Nursing education is a transformational experience for the student.
Training nurses, both as students and in practice is a complex process and as a result, the role of the nurse educator is multifaceted, going beyond simply bestowing knowledge on the learner. The nurse educator is a facilitator of learning and growth. My teaching philosophy focuses on building a relationship between the learner and the educator in which the learner is not a passive recipient of information nor is the educator a fount of unending knowledge. Instead the teaching-learning experience is an interchange built on a relationship of trust and safety. Adult Learning Theory, constructionist learning, self-determined learning, social learning theory, cognitive load theory and heutagogy all contribute to my approach to teaching. As an educator, I see myself as a guide and mediator to learning. I must provide accurate information to learners but I must also model the nursing role, guide learners and support their unique and diverse needs in learning. To this relationship, the learner brings their own personal life experiences, is driven by their motivation to learn and are expected to reflect on their own growth and development.
This perspective frames my approach to all things nursing education: from program development, curriculum design and creating courses, to the implementation of classroom activities and evaluation strategies.
An academic program must take students from nursing student to practicing nurse, building on previous knowledge and gaining depth of understanding that leads to the ability to make clinical decisions that result in safe and quality care for humans.

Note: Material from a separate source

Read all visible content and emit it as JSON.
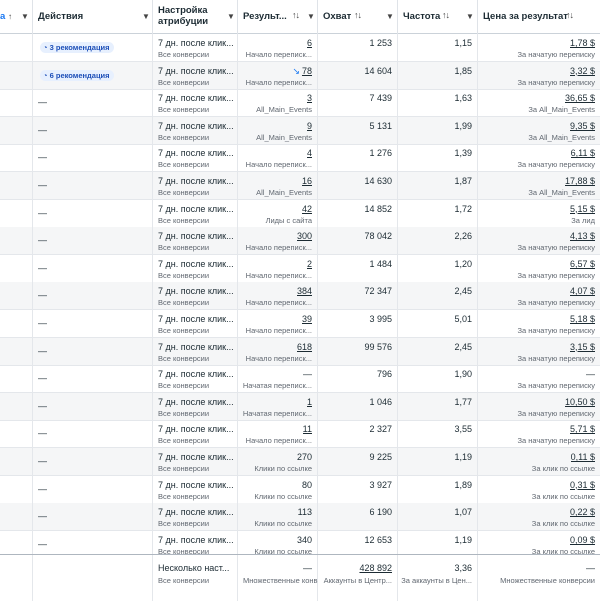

In the hospital setting, nursing education spans from the orientation of newly graduated nurses to new to practice setting nurses to seasoned nurses learning to train the next generation. In addition there are overall facility-wide practice changes, updates in best practice and guidance for practicing nurses that must be provided in a relevant and meaningful manner.
I am passionate about creating curriculum and content that respects the learner and their own learning process. It should address the needs of the community, healthcare system and the learners. It should be supported by best practices in student centered learning and result in life- long learners
Nurse training must be engaging, interactive, and relevant. My courses and content are built on realistic, measurable outcomes that can be met by providing learners the tools to gain and apply knowledge
Class activities are active and driven by a self-determined learning approach, and ultimately give students the ability to apply the information learned in a meaningful way.
In my courses, students are evaluated on outcomes in multiple ways to support diverse learning styles.
In many ways, I feel the role of the educator is in service to the learner. Much as a nurse is in service to others, in providing care and comfort, the educator is in service to the learner, providing the information, experience and guidance to lead the learner to growth and development in the profession.